Since the Taliban took power, the US has frozen billions in Afghan funds. US officials are laying out conditions for what they want an Afghan government to look like, and if those conditions aren’t met, Afghanistan would likely end up under heavy US economic sanctions.
Secretary of State Antony Blinken spoke with EU officials and G7 ministers about Afghanistan on Thursday. The State Department said Blinken and the officials agreed “that the international community’s relationship with the Taliban will depend on their actions, not their words.”
NATO has suspended aid to Afghanistan and released a similar statement on Friday. “We call on all parties in Afghanistan to work in good faith to establish an inclusive and representative government, including with the meaningful participation of women and minority groups,” the statement said.
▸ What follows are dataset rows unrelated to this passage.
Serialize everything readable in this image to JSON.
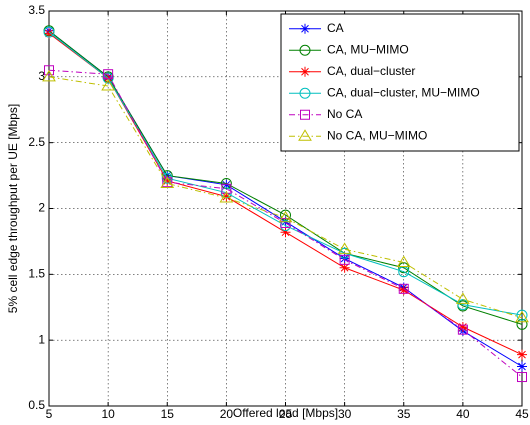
{
  "chart_data": {
    "type": "line",
    "title": "",
    "xlabel": "Offered load [Mbps]",
    "ylabel": "5% cell edge throughput per UE [Mbps]",
    "x": [
      5,
      10,
      15,
      20,
      25,
      30,
      35,
      40,
      45
    ],
    "xlim": [
      5,
      45
    ],
    "ylim": [
      0.5,
      3.5
    ],
    "xticks": [
      "5",
      "10",
      "15",
      "20",
      "25",
      "30",
      "35",
      "40",
      "45"
    ],
    "yticks": [
      "0.5",
      "1",
      "1.5",
      "2",
      "2.5",
      "3",
      "3.5"
    ],
    "grid": true,
    "legend_position": "top-right",
    "series": [
      {
        "name": "CA",
        "color": "#0000ff",
        "dash": "solid",
        "marker": "star",
        "values": [
          3.35,
          3.0,
          2.25,
          2.18,
          1.9,
          1.62,
          1.4,
          1.07,
          0.8
        ]
      },
      {
        "name": "CA, MU−MIMO",
        "color": "#008000",
        "dash": "solid",
        "marker": "circle",
        "values": [
          3.35,
          3.0,
          2.25,
          2.19,
          1.95,
          1.66,
          1.55,
          1.26,
          1.12
        ]
      },
      {
        "name": "CA, dual−cluster",
        "color": "#ff0000",
        "dash": "solid",
        "marker": "star",
        "values": [
          3.33,
          2.99,
          2.21,
          2.09,
          1.82,
          1.55,
          1.38,
          1.1,
          0.89
        ]
      },
      {
        "name": "CA, dual−cluster, MU−MIMO",
        "color": "#00bfbf",
        "dash": "solid",
        "marker": "circle",
        "values": [
          3.34,
          2.99,
          2.23,
          2.12,
          1.87,
          1.66,
          1.52,
          1.27,
          1.19
        ]
      },
      {
        "name": "No CA",
        "color": "#bf00bf",
        "dash": "dashdot",
        "marker": "square",
        "values": [
          3.05,
          3.02,
          2.2,
          2.15,
          1.89,
          1.61,
          1.39,
          1.08,
          0.72
        ]
      },
      {
        "name": "No CA, MU−MIMO",
        "color": "#bfbf00",
        "dash": "dashdot",
        "marker": "triangle",
        "values": [
          3.0,
          2.93,
          2.19,
          2.08,
          1.93,
          1.69,
          1.59,
          1.31,
          1.17
        ]
      }
    ]
  }
}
Over at the UN, US Ambassador Linda Thomas-Greenfield is planning to consult with allies on a Taliban-led government’s recognition. “We will be watching their actions very, very closely before any decisions will be made on recognition of a government that they [the Taliban] are a part of,” she told Politico.
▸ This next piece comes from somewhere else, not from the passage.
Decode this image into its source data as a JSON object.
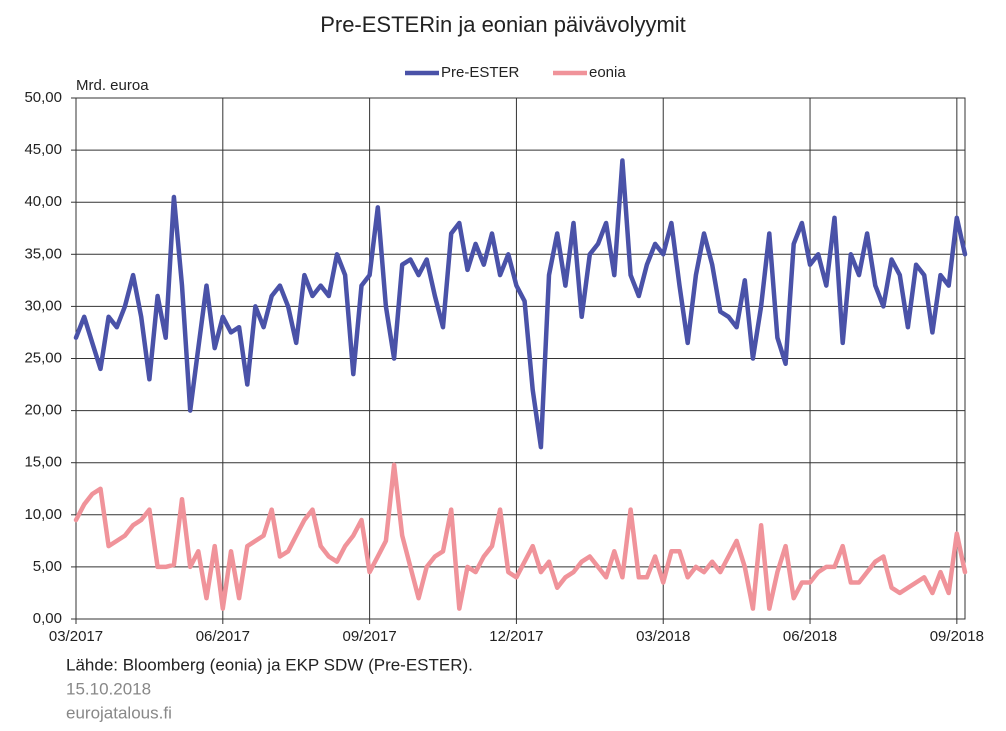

The Taliban has been on a public relations blitz to portray themselves as more moderate than before. Taliban spokesman Zabihullah Mujahid held his first press conference Tuesday and said women would be able to work and go to school under the new government, differing from when the Taliban ruled over most of Afghanistan from 1996 to 2001.
But even if the Taliban forms a moderate government, the US could still find reasons not to recognize it if that’s the policy Washington chooses to pursue. After all, the US already supports some of the world’s biggest humans rights abusers, such as Saudi Arabia and Israel. So women’s rights is not really what the US cares about when it comes down to it.
While the US is preparing to work against the Taliban, Russia and China are signaling that they’re ready for a relationship with the new leaders of Kabul. Russia’s ambassador to Afghanistan on Friday praised the Taliban for how they’ve been handling themselves since coming to power and said there is not a better alternative for the country.